The second is he who safeguards the times, limits, outward pillars and ablution, but is taken away by the devil’s whisperings and by stray thoughts, which he lacks the inner strength to resist.
The third is he who keeps the limits and essential pillars, and inwardly strives to repel the whisperings and stray thoughts. This person is occupied with striving against his Foe [the Devil], lest he rob him of his prayer. In prayer, he is engaged in jihad.
The fourth is he who stands in prayer, perfecting its rights, limits and pillars. His heart is engrossed in safeguarding its limits and rules, lest he miss any of them. Indeed, his entire focus is on performing the prayer as it ought to be performed; completely and perfectly. By this, concern for the prayer and devotion to his Lord absorb his heart.
The fifth degree is he who stands in prayer and establishes it as the fourth does, but along with this places his heart before his Lord. With this, he beholds his Lord (naziran bi qalbihi ilayhi), is vigilant before Him, and is filled with His love and glory; as if he sees and witnesses Him. Thus all whisperings and stray thoughts vanish, as the veil is lifted between him and his Lord.
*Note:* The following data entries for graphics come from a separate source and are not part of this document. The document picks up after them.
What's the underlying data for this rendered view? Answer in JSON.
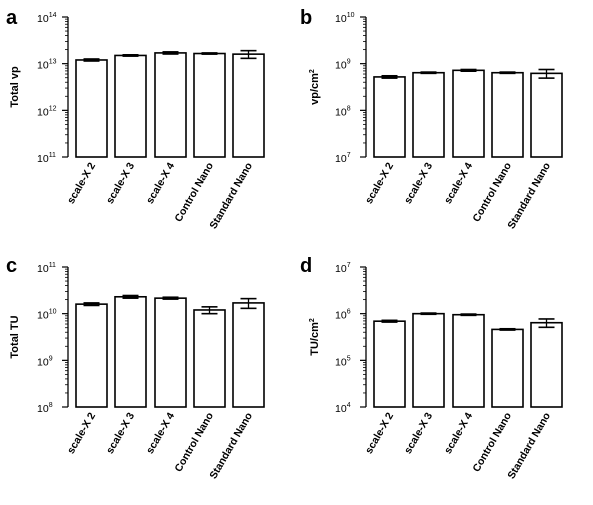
{
  "chart_data": [
    {
      "panel": "a",
      "type": "bar",
      "scale": "log",
      "ylabel": "Total vp",
      "ylabel_sup": "",
      "ylim_exponents": [
        11,
        14
      ],
      "ytick_base": "10",
      "ytick_exponents": [
        "11",
        "12",
        "13",
        "14"
      ],
      "categories": [
        "scale-X 2",
        "scale-X 3",
        "scale-X 4",
        "Control Nano",
        "Standard Nano"
      ],
      "values": [
        12000000000000.0,
        15000000000000.0,
        17000000000000.0,
        16500000000000.0,
        16000000000000.0
      ],
      "errors": [
        600000000000.0,
        500000000000.0,
        900000000000.0,
        500000000000.0,
        3000000000000.0
      ]
    },
    {
      "panel": "b",
      "type": "bar",
      "scale": "log",
      "ylabel": "vp/cm",
      "ylabel_sup": "2",
      "ylim_exponents": [
        7,
        10
      ],
      "ytick_base": "10",
      "ytick_exponents": [
        "7",
        "8",
        "9",
        "10"
      ],
      "categories": [
        "scale-X 2",
        "scale-X 3",
        "scale-X 4",
        "Control Nano",
        "Standard Nano"
      ],
      "values": [
        520000000.0,
        640000000.0,
        720000000.0,
        640000000.0,
        620000000.0
      ],
      "errors": [
        30000000.0,
        20000000.0,
        30000000.0,
        20000000.0,
        130000000.0
      ]
    },
    {
      "panel": "c",
      "type": "bar",
      "scale": "log",
      "ylabel": "Total TU",
      "ylabel_sup": "",
      "ylim_exponents": [
        8,
        11
      ],
      "ytick_base": "10",
      "ytick_exponents": [
        "8",
        "9",
        "10",
        "11"
      ],
      "categories": [
        "scale-X 2",
        "scale-X 3",
        "scale-X 4",
        "Control Nano",
        "Standard Nano"
      ],
      "values": [
        16000000000.0,
        23000000000.0,
        21500000000.0,
        12000000000.0,
        17000000000.0
      ],
      "errors": [
        1000000000.0,
        1500000000.0,
        1000000000.0,
        2000000000.0,
        4000000000.0
      ]
    },
    {
      "panel": "d",
      "type": "bar",
      "scale": "log",
      "ylabel": "TU/cm",
      "ylabel_sup": "2",
      "ylim_exponents": [
        4,
        7
      ],
      "ytick_base": "10",
      "ytick_exponents": [
        "4",
        "5",
        "6",
        "7"
      ],
      "categories": [
        "scale-X 2",
        "scale-X 3",
        "scale-X 4",
        "Control Nano",
        "Standard Nano"
      ],
      "values": [
        690000.0,
        1000000.0,
        950000.0,
        460000.0,
        640000.0
      ],
      "errors": [
        30000.0,
        30000.0,
        30000.0,
        15000.0,
        130000.0
      ]
    }
  ]
}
The difference between this person in his prayer and everyone else is as vast as the distance between heaven and earth. For he is occupied solely with his Lord, in which he finds his source of sheer delight.
[Of the five], the first kind of person is punished; the second admonished; the third redeemed; the fourth rewarded; and the fifth drawn close to his Lord, for his source of delight has been placed in prayer. Whoever is delighted by the prayer in this world, will be delighted by nearness to his Lord in this world and the next. And he who finds delight in God, delights and gladdens others. Whoever does not, leaves this world a loser.’1
1. Al-Wabil al-Sayyib (Damascus: Maktabah Dar al-Bayan, 2006), 55-6.